Als Introvertierte erleben wir beim Dating einen Zielkonflikt. Am liebsten würden wir einen großen Teil unserer freien Zeit allein verbringen. Zu Hause auf dem Sofa oder am Schreibtisch. Hauptsache nicht unter anderen Menschen. Selbst ich hatte diesen Wunsch, obwohl ich selbständig zu Hause arbeite und deshalb ohnehin viel Zeit allein verbringe. Andere Menschen sind jeden Tag acht Stunden im Büro und froh, am Abend mal Zeit für sich zu finden. Allerdings lernt man zu Hause auf dem Sofa keine Frauen kennen (mit Ausnahme des Online Datings, dem ich mich in meinem nächsten Artikel widme). Das ist ein Problem. Um eine Partnerin zu finden, müssen wir uns zunächst überwinden, regelmäßig unter Leute zu gehen.

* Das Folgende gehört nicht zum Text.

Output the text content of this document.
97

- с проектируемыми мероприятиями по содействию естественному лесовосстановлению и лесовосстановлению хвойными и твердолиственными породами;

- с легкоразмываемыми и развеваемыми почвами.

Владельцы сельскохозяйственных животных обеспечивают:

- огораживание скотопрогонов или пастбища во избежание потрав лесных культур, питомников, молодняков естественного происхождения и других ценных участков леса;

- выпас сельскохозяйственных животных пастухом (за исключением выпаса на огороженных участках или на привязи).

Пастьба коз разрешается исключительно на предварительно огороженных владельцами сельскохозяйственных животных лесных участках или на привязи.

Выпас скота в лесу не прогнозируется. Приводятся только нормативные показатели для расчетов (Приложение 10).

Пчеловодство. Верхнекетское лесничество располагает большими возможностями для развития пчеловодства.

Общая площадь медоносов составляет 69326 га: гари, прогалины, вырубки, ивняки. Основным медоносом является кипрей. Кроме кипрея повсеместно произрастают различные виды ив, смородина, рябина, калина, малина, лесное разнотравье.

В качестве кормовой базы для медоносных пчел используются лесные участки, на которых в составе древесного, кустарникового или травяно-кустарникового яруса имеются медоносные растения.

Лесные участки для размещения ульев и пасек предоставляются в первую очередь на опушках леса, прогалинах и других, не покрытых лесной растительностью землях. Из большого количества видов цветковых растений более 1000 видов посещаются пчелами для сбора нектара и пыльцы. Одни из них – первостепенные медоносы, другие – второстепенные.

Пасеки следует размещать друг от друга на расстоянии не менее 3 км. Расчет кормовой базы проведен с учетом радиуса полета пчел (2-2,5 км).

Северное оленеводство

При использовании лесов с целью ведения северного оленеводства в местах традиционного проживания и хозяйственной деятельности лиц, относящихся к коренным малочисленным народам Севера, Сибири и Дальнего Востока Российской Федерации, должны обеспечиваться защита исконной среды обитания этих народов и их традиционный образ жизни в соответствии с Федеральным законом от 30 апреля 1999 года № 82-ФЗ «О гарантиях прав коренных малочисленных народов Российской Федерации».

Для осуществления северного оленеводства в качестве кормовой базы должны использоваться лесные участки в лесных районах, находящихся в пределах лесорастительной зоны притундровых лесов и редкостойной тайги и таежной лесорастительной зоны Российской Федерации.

Jeder Kontakt zu anderen Menschen ist eine Gelegenheit, jemanden kennenzulernen. Entweder eine potentielle Partnerin oder jemand anderen, der potentielle Partnerinnen kennt. Man kann nie wissen. Deshalb muss man sich auf Menschen einlassen, auch wenn im ersten Moment nicht ersichtlich ist, wie sie einem weiterhelfen könnten. Wichtig ist zunächst nur, mit anderen in Kontakt zu kommen. Je häufiger, desto besser.

Die beste Dating-Zone für Introvertierte ist aus meiner Sicht das Büro, denn im Gegensatz zu vielen anderen Situationen, hat man auf der Arbeit Zeit, mit anderen warm zu werden. Man sieht sich über Wochen und Monate immer wieder und kann sich langsam annähern – egal, ob freundschaftlich oder romantisch. Ein weiterer Vorteil des Jobs ist, dass man für den Anfang ein gemeinsames Thema hat, über das man sich unterhalten kann. Sobald man andere Interessen entdeckt, können diese als Basis für gemeinsame Erlebnisse außerhalb des Büros dienen.

Das Büro als Dating-Zone setzt allerdings voraus, dass man seinen Job und seine Kollegen gut leiden kann. Fühlt man sich hingegen fehl am Platz, sind die Chancen gering, genau dort eine Partnerin kennenzulernen. Es sei denn, man verschwört sich gemeinsam gegen den Job, aber ob das eine gute Basis ist?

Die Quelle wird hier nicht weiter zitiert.